'Despicable:' Female politicians portrayed as puppets of male colleagues
Flyers depict Brian Gallant and Roger Melanson as puppet masters of Cathy Rogers and Courtney Pringle-Carver
New Brunswick's Liberal minister of finance and a newly nominated Liberal candidate woke Sunday morning to find their neighbourhoods strewn with hundreds of flyers depicting them as puppets of two of their male colleagues.
The flyers feature caricatures of Finance Minister Cathy Rogers as a marionette with former finance minister Roger Melanson, now responsible for treasury board, post-secondary education, aboriginal affairs and trade policy, controlling her.
To the right, Premier Brian Gallant is operating a remote control attached to Courtney Pringle-Carver, the Liberal candidate for Moncton Northwest in the next provincial election.
Pringle-Carver secured her party's nomination on Saturday, when she was joined by Rogers and Gallant. She came across a flyer at the foot of her driveway Sunday when she was retrieving something from her car.
"On closer inspection, I realized it was a cartoon image of myself as a robot, I suppose indicating that I'm a robot controlled by the premier," she said.
"When I looked down the street, I realized there wasn't only one. There was easily more than 100."
Pringle-Carver said that throughout the morning she received messages from people in other neighbourhoods who had seen the flyers as well.
Cathy Rogers spent the morning picking up the flyers that were scattered across streets in her part of Moncton.
"They're despicable," she said.
"I'm angered, because how dare people presume that I can't think for myself and speak for myself."
Over the caricatures, a banner says "Liberal Party Feminism," which both Rogers and Pringle-Carver said is an inaccurate way of describing how their party approaches women in politics.
"We are doing everything in our power to ensure women's voices are heard at the table," Rogers said.

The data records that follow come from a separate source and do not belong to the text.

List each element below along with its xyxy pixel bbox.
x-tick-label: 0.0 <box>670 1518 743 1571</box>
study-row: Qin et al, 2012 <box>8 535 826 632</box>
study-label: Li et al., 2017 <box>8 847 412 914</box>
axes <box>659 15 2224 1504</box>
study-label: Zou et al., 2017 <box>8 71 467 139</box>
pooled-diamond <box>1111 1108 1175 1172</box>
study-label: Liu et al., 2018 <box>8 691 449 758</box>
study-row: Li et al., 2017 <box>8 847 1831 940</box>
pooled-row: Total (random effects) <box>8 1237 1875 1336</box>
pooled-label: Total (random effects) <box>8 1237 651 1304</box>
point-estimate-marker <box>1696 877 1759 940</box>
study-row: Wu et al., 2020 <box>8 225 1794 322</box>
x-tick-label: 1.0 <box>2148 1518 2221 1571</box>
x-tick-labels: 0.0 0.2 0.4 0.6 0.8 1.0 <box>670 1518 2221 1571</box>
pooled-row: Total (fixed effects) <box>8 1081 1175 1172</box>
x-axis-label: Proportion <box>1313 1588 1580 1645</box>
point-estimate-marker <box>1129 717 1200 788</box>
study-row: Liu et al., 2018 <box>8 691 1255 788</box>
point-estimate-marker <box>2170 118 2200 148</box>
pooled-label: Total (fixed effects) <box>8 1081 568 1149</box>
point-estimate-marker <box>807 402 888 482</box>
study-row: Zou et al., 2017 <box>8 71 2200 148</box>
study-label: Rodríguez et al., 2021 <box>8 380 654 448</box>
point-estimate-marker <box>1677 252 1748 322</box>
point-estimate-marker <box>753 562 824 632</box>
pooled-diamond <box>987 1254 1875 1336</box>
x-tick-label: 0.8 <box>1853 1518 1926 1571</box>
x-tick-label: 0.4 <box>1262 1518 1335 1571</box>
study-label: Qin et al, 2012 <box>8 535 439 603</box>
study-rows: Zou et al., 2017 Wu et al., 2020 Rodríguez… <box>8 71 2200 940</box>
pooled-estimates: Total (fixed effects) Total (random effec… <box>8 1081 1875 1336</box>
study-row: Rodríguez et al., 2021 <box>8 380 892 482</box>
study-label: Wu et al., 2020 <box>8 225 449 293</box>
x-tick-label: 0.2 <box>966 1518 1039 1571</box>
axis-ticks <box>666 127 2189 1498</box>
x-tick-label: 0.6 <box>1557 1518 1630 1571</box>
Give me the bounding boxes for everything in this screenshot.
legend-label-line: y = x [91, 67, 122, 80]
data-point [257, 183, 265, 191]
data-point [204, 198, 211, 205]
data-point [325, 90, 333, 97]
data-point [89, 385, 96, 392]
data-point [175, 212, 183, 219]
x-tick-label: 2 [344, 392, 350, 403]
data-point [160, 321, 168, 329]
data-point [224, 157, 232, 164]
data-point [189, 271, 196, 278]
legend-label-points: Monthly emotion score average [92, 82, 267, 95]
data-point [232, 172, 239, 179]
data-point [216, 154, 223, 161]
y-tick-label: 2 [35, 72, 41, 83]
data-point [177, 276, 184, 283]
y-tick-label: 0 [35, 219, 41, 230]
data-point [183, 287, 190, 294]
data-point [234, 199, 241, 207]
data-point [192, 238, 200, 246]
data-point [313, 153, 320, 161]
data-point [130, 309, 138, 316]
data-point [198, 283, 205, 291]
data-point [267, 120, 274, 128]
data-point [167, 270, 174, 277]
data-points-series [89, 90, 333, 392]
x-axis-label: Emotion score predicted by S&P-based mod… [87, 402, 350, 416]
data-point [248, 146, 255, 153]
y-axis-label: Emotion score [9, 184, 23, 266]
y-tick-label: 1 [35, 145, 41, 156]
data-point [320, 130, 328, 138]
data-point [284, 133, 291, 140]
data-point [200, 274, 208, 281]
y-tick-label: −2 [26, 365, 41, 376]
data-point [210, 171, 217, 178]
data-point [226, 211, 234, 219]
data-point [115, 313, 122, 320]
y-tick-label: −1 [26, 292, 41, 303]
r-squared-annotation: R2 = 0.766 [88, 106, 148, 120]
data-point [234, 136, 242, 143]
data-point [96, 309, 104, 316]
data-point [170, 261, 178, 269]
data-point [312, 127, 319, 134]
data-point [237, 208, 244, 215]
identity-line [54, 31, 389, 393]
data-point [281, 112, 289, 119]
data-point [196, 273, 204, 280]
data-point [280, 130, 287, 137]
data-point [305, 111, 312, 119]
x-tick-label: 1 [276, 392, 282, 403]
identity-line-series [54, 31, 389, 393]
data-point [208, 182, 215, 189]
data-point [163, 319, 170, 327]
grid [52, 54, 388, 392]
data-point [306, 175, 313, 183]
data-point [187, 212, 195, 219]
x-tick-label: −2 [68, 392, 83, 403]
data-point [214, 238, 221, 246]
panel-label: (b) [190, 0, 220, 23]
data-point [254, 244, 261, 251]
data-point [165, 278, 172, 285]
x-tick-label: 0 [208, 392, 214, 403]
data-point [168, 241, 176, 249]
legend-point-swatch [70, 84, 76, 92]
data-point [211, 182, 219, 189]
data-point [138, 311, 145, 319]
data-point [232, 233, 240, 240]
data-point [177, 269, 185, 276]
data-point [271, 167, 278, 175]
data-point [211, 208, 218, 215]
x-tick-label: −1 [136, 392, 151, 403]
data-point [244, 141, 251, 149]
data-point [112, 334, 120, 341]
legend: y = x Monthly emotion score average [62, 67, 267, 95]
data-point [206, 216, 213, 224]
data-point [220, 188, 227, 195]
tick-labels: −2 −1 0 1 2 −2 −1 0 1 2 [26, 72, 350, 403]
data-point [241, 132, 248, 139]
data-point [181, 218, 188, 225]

Neither Rogers nor Pringle-Carver have any idea who might have created the flyers. But both see them as a means to discourage diverse voices from getting into politics.
'Strengthens my resolve'
"This is exactly what discourages qualified potential candidates from seeking public office," Pringle-Carver said. "And it certainly has the potential to discourage women."
Despite the nature of the flyers, Pringle-Carver said it hasn't changed her mind about seeking public office.
"Seeing that poster in no way changes my commitment to running," she said. "If anything it strengthens my resolve."
CBC also requested comments from the New Brunswick Liberal Party and Gallant. The party said Monday that Rogers was speaking for it with her comments for the story.